New Zealand announces Middle Earth – DW – November 27, 2003

New Zealand announces Middle Earth – DW – November 27, 2003

There is no place in the world better equipped for the decisive battle between good and evil than New Zealand's sleepy capital, Wellington. When the world premiere of The Lord of the Rings – The Return of the King – the final part of the film trilogy – flashes across the screen of the venerable Embassy Theater on Monday (December 1, 2003), everyone is thrown into a state of confusion. Fantasy Fever: All The landmark venue in the city, with a population of just 400,000, aims to bear witness to the fact that one of the greatest feature film successes of recent years is not in Hollywood, but in remote New Zealand.

Capital of Middle Earth

When the first part of “Comrades” was released in 2001, Wellington renamed itself “Middle-earth” by decree, and the largest newspaper published a special edition of the premiere.
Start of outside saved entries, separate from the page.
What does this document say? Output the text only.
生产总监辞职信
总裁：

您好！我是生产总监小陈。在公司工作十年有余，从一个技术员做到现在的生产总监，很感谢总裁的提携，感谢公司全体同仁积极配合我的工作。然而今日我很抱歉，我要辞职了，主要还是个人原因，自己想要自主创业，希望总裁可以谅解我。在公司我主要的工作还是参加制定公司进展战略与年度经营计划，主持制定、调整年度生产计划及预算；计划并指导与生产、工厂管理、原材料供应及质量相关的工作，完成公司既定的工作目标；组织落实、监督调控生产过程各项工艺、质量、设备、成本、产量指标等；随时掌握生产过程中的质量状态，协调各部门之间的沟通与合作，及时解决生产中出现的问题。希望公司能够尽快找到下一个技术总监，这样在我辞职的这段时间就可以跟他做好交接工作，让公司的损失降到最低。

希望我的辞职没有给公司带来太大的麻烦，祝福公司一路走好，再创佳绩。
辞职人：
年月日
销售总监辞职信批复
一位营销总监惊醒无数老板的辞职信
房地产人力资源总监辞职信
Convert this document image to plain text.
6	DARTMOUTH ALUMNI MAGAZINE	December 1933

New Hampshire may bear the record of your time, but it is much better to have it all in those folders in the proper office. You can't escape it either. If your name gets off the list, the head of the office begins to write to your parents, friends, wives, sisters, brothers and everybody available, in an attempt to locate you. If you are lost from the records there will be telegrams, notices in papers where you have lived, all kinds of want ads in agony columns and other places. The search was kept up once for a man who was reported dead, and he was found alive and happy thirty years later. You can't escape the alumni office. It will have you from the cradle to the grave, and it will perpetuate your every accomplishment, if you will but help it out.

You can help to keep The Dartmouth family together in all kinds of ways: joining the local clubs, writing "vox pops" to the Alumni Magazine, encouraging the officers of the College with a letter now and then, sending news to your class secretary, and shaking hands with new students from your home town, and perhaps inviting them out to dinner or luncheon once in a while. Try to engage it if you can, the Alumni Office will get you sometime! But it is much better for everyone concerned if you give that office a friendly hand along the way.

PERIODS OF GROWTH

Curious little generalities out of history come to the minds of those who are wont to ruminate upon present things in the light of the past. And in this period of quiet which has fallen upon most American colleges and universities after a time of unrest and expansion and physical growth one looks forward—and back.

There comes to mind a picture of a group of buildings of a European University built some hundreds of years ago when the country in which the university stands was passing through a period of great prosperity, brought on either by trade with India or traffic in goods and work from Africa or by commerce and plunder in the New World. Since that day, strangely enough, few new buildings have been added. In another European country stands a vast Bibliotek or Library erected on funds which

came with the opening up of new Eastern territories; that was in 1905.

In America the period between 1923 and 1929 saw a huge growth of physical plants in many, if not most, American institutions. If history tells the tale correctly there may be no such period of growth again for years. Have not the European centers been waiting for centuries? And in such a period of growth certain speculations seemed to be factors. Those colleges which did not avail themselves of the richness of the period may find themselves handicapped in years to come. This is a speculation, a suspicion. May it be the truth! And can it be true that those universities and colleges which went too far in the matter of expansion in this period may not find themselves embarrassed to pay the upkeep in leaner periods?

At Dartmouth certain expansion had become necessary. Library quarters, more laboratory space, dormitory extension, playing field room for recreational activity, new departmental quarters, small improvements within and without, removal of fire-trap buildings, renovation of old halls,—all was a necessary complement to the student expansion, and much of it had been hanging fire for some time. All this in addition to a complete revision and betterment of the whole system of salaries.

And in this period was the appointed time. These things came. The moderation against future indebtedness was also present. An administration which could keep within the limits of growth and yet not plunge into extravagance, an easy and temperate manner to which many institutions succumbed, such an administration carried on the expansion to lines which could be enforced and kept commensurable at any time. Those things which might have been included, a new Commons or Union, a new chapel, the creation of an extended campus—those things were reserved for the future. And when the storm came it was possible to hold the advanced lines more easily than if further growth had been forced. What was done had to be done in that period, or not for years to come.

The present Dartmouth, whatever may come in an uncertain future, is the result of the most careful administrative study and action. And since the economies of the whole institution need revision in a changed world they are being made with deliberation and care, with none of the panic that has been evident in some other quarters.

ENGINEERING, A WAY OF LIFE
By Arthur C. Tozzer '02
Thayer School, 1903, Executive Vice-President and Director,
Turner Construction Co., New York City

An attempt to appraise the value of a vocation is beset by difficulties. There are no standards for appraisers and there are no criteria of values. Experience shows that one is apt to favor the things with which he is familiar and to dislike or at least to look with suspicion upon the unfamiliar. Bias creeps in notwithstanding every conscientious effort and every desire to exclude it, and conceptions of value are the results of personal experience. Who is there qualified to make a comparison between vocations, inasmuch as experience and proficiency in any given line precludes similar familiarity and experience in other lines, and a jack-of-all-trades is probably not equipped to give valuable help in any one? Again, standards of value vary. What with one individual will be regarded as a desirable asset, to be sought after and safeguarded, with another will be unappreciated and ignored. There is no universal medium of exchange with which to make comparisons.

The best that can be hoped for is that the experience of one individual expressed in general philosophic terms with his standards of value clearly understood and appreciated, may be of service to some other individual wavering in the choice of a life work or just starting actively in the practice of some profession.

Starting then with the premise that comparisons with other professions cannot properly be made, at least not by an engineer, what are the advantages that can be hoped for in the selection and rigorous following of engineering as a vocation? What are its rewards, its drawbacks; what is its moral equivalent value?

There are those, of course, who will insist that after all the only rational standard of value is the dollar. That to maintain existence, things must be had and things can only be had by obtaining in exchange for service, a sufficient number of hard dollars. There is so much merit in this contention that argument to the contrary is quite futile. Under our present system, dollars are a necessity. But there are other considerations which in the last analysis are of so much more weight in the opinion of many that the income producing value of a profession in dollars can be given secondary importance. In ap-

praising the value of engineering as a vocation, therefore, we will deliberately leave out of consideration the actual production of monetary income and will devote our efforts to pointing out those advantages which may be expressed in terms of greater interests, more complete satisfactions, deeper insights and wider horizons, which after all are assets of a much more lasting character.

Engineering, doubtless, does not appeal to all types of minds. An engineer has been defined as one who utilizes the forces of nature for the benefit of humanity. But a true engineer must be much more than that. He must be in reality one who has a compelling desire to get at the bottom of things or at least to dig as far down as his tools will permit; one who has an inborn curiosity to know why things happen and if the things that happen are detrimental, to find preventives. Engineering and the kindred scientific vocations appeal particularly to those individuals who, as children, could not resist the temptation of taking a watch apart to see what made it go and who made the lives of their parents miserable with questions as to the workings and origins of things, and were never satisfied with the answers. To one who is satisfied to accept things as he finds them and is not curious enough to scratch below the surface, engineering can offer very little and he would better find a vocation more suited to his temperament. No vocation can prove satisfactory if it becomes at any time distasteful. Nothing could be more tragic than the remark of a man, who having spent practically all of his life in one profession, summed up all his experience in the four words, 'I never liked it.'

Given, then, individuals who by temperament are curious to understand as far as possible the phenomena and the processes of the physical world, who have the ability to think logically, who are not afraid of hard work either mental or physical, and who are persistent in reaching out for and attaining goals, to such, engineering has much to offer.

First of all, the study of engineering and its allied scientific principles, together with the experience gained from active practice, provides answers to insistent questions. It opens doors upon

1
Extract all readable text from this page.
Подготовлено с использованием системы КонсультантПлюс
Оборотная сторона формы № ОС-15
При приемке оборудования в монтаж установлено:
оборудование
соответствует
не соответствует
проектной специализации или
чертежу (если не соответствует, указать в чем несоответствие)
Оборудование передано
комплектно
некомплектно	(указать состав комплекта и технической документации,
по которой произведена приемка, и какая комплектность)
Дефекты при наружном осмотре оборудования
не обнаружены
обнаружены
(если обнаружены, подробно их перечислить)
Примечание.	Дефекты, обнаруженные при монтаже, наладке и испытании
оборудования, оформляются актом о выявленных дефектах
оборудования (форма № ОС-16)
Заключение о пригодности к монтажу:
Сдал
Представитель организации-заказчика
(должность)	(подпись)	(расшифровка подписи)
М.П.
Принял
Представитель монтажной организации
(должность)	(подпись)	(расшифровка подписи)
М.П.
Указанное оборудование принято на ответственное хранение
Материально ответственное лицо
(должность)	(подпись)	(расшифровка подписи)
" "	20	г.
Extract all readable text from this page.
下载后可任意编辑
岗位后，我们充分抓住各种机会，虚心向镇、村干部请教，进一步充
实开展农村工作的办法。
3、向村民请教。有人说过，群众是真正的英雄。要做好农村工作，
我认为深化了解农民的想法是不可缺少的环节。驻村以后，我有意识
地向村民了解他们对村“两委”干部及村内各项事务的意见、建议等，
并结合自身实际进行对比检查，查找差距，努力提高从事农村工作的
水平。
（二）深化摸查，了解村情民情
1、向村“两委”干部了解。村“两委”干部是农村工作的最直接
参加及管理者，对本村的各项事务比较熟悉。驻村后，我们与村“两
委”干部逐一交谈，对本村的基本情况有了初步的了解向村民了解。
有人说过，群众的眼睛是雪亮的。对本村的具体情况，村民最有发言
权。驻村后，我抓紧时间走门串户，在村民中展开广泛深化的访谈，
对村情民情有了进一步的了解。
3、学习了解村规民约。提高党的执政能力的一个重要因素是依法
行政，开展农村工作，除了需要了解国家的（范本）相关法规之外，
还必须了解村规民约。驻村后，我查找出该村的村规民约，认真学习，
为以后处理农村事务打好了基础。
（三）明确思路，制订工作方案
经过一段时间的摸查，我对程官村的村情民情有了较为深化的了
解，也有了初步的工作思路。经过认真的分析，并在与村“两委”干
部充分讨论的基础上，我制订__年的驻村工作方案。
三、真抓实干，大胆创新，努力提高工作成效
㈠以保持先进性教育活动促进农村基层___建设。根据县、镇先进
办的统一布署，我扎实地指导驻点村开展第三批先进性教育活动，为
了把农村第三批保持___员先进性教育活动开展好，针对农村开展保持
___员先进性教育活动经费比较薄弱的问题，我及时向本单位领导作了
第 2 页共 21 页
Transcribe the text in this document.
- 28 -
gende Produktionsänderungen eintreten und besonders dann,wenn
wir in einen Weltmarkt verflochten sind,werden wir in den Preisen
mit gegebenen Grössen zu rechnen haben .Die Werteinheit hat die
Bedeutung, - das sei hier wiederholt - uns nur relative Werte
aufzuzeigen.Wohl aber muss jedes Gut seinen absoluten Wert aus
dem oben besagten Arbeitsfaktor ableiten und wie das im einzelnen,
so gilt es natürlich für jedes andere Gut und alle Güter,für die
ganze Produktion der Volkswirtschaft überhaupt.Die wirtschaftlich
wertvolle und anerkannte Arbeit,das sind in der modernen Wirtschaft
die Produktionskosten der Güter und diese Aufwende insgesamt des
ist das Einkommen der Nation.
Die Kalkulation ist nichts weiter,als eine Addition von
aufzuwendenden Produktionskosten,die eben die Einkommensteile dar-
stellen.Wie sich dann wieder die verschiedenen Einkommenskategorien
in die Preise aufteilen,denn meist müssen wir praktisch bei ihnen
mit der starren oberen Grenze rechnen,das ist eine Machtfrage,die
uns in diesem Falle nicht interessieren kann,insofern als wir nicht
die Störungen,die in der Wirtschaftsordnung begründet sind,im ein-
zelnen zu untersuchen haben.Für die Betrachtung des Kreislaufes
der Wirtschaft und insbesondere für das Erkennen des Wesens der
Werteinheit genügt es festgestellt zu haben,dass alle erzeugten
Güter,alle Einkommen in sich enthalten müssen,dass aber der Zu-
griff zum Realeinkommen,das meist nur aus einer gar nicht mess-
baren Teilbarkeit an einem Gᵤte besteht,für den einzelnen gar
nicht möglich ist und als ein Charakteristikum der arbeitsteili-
When the film adaptation of J. R. R. Tolkien's best-selling novel is completed, city leaders and the New Zealand government will step up to the plate: 15 actors, including Liv Tyler (Arwen), Sir Ian McKellen (Gandalf), Elijah Wood (Frodo), and Orlando . In the show, Bloom (Legolas) will parade through the streets of Wellington while an Air New Zealand jumbo jet painted with “Lord of the Rings” motifs will vibrate 300 meters above their heads and the heads of fans, of whom the organizations expect several thousand. .

A cinematic scene from “The Lord of the Rings, Part III – The Return of the King”Photo: New line production

Five webcams will broadcast the lead actors' walk, which will eventually lead a 470-metre-long red carpet, around the world via the Internet. Meanwhile, a six-metre-tall Gollum sits at Wellington Airport, while a nine-metre-tall one sits down

Swinging cave clubs are placed on the roof of City Hall.

New Zealand instead of Hollywood

All three parts of the saga were filmed in New Zealand between October 1999 and December 2000. The stunning landscape with its green hills and rugged mountains gave the look of “Middle Earth”. All of the award-winning special and digital effects did not come from computers in the faraway United States of America, but were the work of Weta Ltd. In Wellington, where post-production also took place – in a country famous for its kiwi birds, dairy products, lamb and sailing regattas, with a population of around four million.

Director Peter Jackson is also a real New Zealander who grew up in Wellington. It was he who asked the American production company New Line Cinema to transfer the world premiere to his hometown for the first time – and make the “Embassy Theater” the venue. In the neoclassical building from 1924 Jackson saw his first film as a boy. Since the 758 seats are naturally insufficient, the 3-hour and 12-minute on-screen adventure about the final battle for Middle-earth will be shown in parallel in the 10 screens of a nearby multiplex cinema on opening night.

Do great things and talk about them

What seems like a small country's pride in its cinematic triumph, which has so far won six Oscars, is of course also the state's calculations. “We want everyone to know this is a New Zealand film, made by New Zealanders,” Peter Hodgson, the minister responsible for the government's “Lord of the Rings” projects, said a year ago. Since the release of “The Companions” two years ago, the stated goal has been not only to attract more tourists to the country with the help of the film trilogy, but also to use the saga “as a showcase for our technology.”